I am addicted to drawing.
I am addicted to drawing…. There, I said it. Mind you, it’s hardly a secret – you only needed to look at me to realise that. At any given moment I can be found with pencils poking out of all my pockets and my tongue poking out of my mouth as I draw FURIOUSLY in a sketchbook clamped in my hands. (FYI: Sticking your tongue out as you draw is Essential.)
I can’t ever remember a time when I haven’t drawn or kept some sort of a sketchbook. My first memory is sitting at the dining table, legs swinging under the chair, drawing a big, fat, wobbly circle with sticks coming out of it at all angles. It was a portrait of my teddy bear and I was Very Pleased With It Indeed. I was 25*… Ha! No, I was about two years old and that was it- I just drew and drew and drew.
I suppose I got into the habit of keeping a proper sketchbook at about 14/15 when I took Art and Design for GCSE. I had some very inspiring teachers who would often show us their books, and it was great to see all the preliminary sketches they’d made for their work and how they put ideas together.
One teacher, Mrs Goodwin, was quite the globetrotter and would come back after most holidays with lots of sketchbooks filled with photos and sketches and doodles and souvenirs. They were a treat to look at and really showed me the importance and pleasure in capturing little moments. There’s something special about sketching a scene or a person that a camera can’t quite capture.
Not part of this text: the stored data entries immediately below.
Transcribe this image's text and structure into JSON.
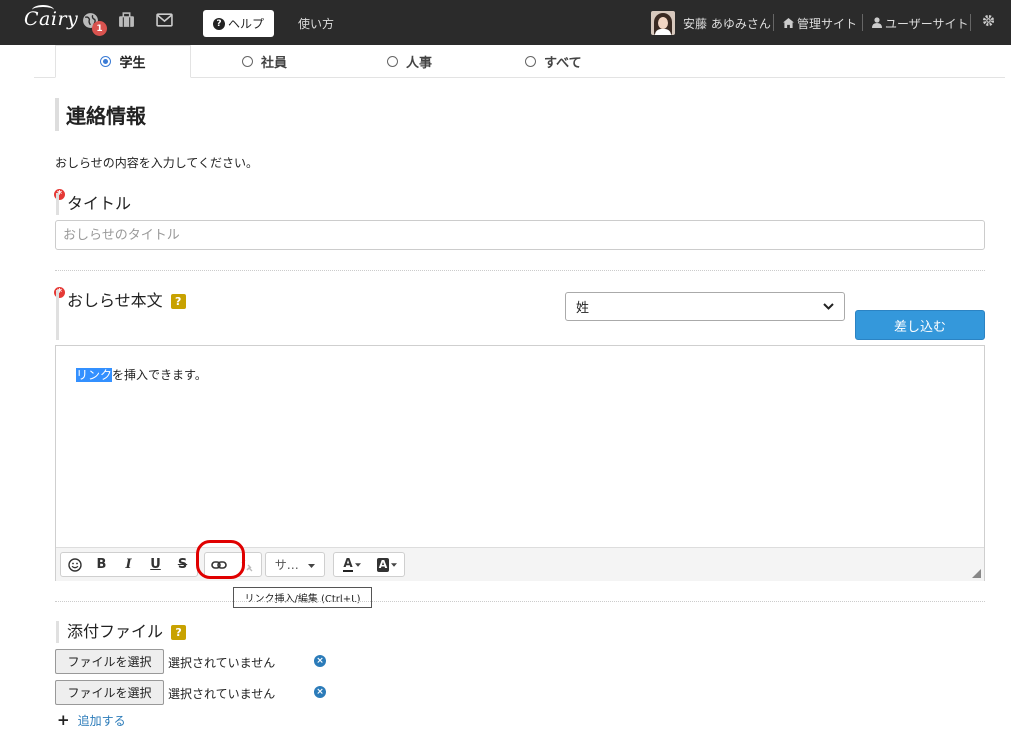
{
  "nav": {
    "logo": "Cairy",
    "notification_count": "1",
    "help_label": "ヘルプ",
    "howto_label": "使い方",
    "user_name": "安藤 あゆみさん",
    "admin_site_label": "管理サイト",
    "user_site_label": "ユーザーサイト"
  },
  "tabs": [
    {
      "label": "学生",
      "active": true
    },
    {
      "label": "社員",
      "active": false
    },
    {
      "label": "人事",
      "active": false
    },
    {
      "label": "すべて",
      "active": false
    }
  ],
  "section_title": "連絡情報",
  "intro_text": "おしらせの内容を入力してください。",
  "title_field": {
    "required_mark": "*",
    "label": "タイトル",
    "placeholder": "おしらせのタイトル",
    "value": ""
  },
  "body_field": {
    "required_mark": "*",
    "label": "おしらせ本文",
    "help_mark": "?",
    "merge_select_value": "姓",
    "insert_button_label": "差し込む",
    "content_highlighted": "リンク",
    "content_rest": "を挿入できます。"
  },
  "toolbar": {
    "emoji": "☺",
    "bold": "B",
    "italic": "I",
    "underline": "U",
    "strike": "S",
    "size_label": "サ…",
    "font_color": "A",
    "bg_color": "A",
    "link_tooltip": "リンク挿入/編集 (Ctrl+L)"
  },
  "attachments": {
    "label": "添付ファイル",
    "help_mark": "?",
    "choose_label": "ファイルを選択",
    "no_file_text": "選択されていません",
    "add_label": "追加する",
    "rows": 2
  },
  "colors": {
    "topbar": "#2b2b2b",
    "accent": "#3498db",
    "required": "#e53935",
    "help": "#c8a200",
    "highlight": "#e00000"
  }
}
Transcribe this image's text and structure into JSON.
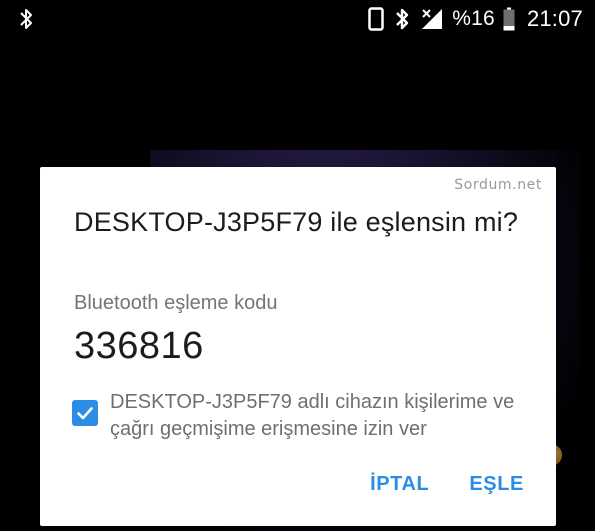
{
  "status_bar": {
    "left_icon": "bluetooth-icon",
    "icons": [
      "phone-icon",
      "bluetooth-icon",
      "signal-icon",
      "battery-icon"
    ],
    "battery_text": "%16",
    "time": "21:07"
  },
  "dialog": {
    "watermark": "Sordum.net",
    "title": "DESKTOP-J3P5F79 ile eşlensin mi?",
    "code_label": "Bluetooth eşleme kodu",
    "code_value": "336816",
    "checkbox": {
      "checked": true,
      "label": "DESKTOP-J3P5F79 adlı cihazın kişilerime ve çağrı geçmişime erişmesine izin ver"
    },
    "cancel_label": "İPTAL",
    "pair_label": "EŞLE"
  },
  "colors": {
    "accent": "#2a8ee6",
    "background": "#000000",
    "dialog": "#ffffff"
  }
}
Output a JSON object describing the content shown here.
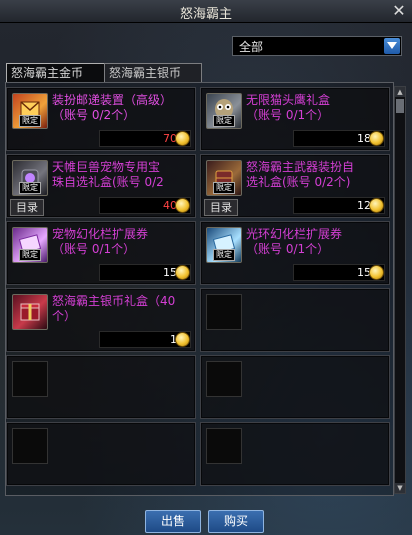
{
  "window": {
    "title": "怒海霸主",
    "close_label": "✕"
  },
  "filter": {
    "selected": "全部"
  },
  "tabs": [
    {
      "label": "怒海霸主金币",
      "active": true
    },
    {
      "label": "怒海霸主银币",
      "active": false
    }
  ],
  "items": [
    {
      "name1": "装扮邮递装置（高级）",
      "name2": "（账号 0/2个）",
      "price": "70",
      "tag": "限定",
      "name_color": "#e04ee0",
      "price_color": "#ff4444",
      "icon": "mail-box-icon",
      "has_catalog": false
    },
    {
      "name1": "无限猫头鹰礼盒",
      "name2": "（账号 0/1个）",
      "price": "18",
      "tag": "限定",
      "name_color": "#d43fd4",
      "price_color": "#ffffff",
      "icon": "owl-box-icon",
      "has_catalog": false
    },
    {
      "name1": "天帷巨兽宠物专用宝",
      "name2": "珠自选礼盒(账号 0/2",
      "price": "40",
      "tag": "限定",
      "name_color": "#d43fd4",
      "price_color": "#ff4444",
      "icon": "orb-box-icon",
      "has_catalog": true,
      "catalog_label": "目录"
    },
    {
      "name1": "怒海霸主武器装扮自",
      "name2": "选礼盒(账号 0/2个)",
      "price": "12",
      "tag": "限定",
      "name_color": "#d43fd4",
      "price_color": "#ffffff",
      "icon": "weapon-box-icon",
      "has_catalog": true,
      "catalog_label": "目录"
    },
    {
      "name1": "宠物幻化栏扩展券",
      "name2": "（账号 0/1个）",
      "price": "15",
      "tag": "限定",
      "name_color": "#d43fd4",
      "price_color": "#ffffff",
      "icon": "pet-ticket-icon",
      "has_catalog": false
    },
    {
      "name1": "光环幻化栏扩展券",
      "name2": "（账号 0/1个）",
      "price": "15",
      "tag": "限定",
      "name_color": "#d43fd4",
      "price_color": "#ffffff",
      "icon": "aura-ticket-icon",
      "has_catalog": false
    },
    {
      "name1": "怒海霸主银币礼盒（40",
      "name2": "个）",
      "price": "1",
      "tag": "",
      "name_color": "#d43fd4",
      "price_color": "#ffffff",
      "icon": "silver-gift-icon",
      "has_catalog": false
    }
  ],
  "buttons": {
    "sell": "出售",
    "buy": "购买"
  },
  "colors": {
    "accent_blue": "#1e4a86",
    "coin_gold": "#f2c230"
  }
}
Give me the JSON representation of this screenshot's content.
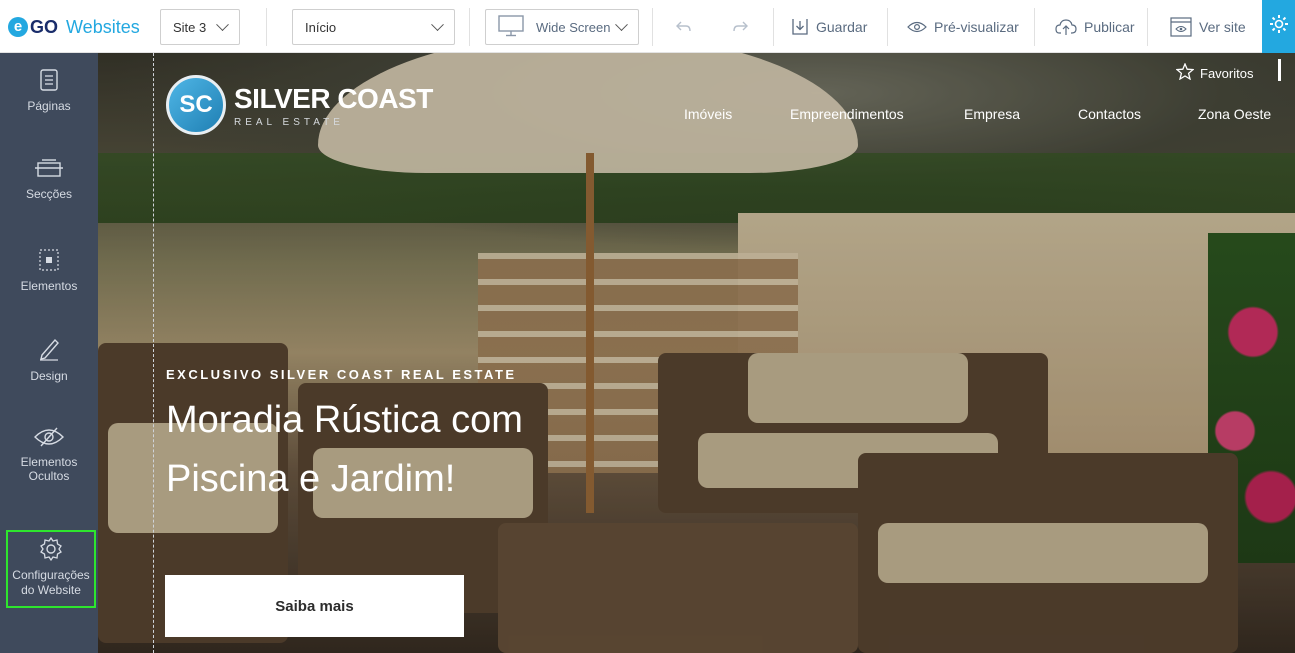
{
  "topbar": {
    "logo_mark": "e",
    "logo_go": "GO",
    "logo_websites": "Websites",
    "site_select": "Site 3",
    "page_select": "Início",
    "view_select": "Wide Screen",
    "save_label": "Guardar",
    "preview_label": "Pré-visualizar",
    "publish_label": "Publicar",
    "view_site_label": "Ver site",
    "accent_color": "#23a8e0"
  },
  "sidebar": {
    "items": [
      {
        "label": "Páginas",
        "icon": "pages-icon"
      },
      {
        "label": "Secções",
        "icon": "sections-icon"
      },
      {
        "label": "Elementos",
        "icon": "elements-icon"
      },
      {
        "label": "Design",
        "icon": "pencil-icon"
      },
      {
        "label": "Elementos Ocultos",
        "icon": "eye-off-icon"
      },
      {
        "label": "Configurações do Website",
        "icon": "gear-icon",
        "active": true
      }
    ],
    "bg_color": "#3f4a5c",
    "active_outline": "#2ee62e"
  },
  "site": {
    "brand_initials": "SC",
    "brand_name": "SILVER COAST",
    "brand_sub": "REAL ESTATE",
    "favorites_label": "Favoritos",
    "nav": [
      "Imóveis",
      "Empreendimentos",
      "Empresa",
      "Contactos",
      "Zona Oeste"
    ],
    "hero_kicker": "EXCLUSIVO SILVER COAST REAL ESTATE",
    "hero_title": "Moradia Rústica com Piscina e Jardim!",
    "hero_button": "Saiba mais"
  }
}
I’m always in awe of artists who produce the most beautifully observed life drawing in sketchbooks. I enjoyed life drawing classes at university, but found that attempting to do something similar in my sketchbooks was too stressful and time consuming. So I just always draw in the way that comes most naturally to me.
My sketchbooks are a place for me to play around with ideas or images that have either floated into my mind or have been inspired by something I’ve seen. Although I’m literally ALWAYS drawing, I very rarely draw people or scenes whilst they are playing out in front of me. Instead, I like to observe it all and I use my eyes as a camera to take in lots of details.¬†Then later on I’ll remember what I’ve seen and try to get it down on paper. Doing this, I think, encourages me to look harder at things and really focus in on the most important aspects of whatever has attracted my attention – the gestures, the clues clothing gives about a character, the key points of the scene etc. Then I get these things down on paper, and whilst it might not be a realistic impression of what I’ve seen, it creates a visual shorthand that I find much more useful than a piece of life drawing.
So there you have it. I’m addicted to drawing and to my sketchbooks and I’m not afraid who knows it. It’s certainly not something I’d give up without a fight. A drawing duel, obviously. Pencils and paper at dawn!!
*I’d just like to apologise for this dreadful, dreadful joke.
Extra sketchbook facts:
I like to draw in A5/A6 Moleskine sketchbooks or just their plain paper journals. I use these pencils for all of my work – sketchbook and final artwork. I draw loose lines with a light coloured pencils crayon first to get the shape of a picture, then draw over it in pencil adding all the details. I have one main sketchbook running at a time, but most of my coats have a small, slim sketchbook in a pocket just in case I leave the main one at home.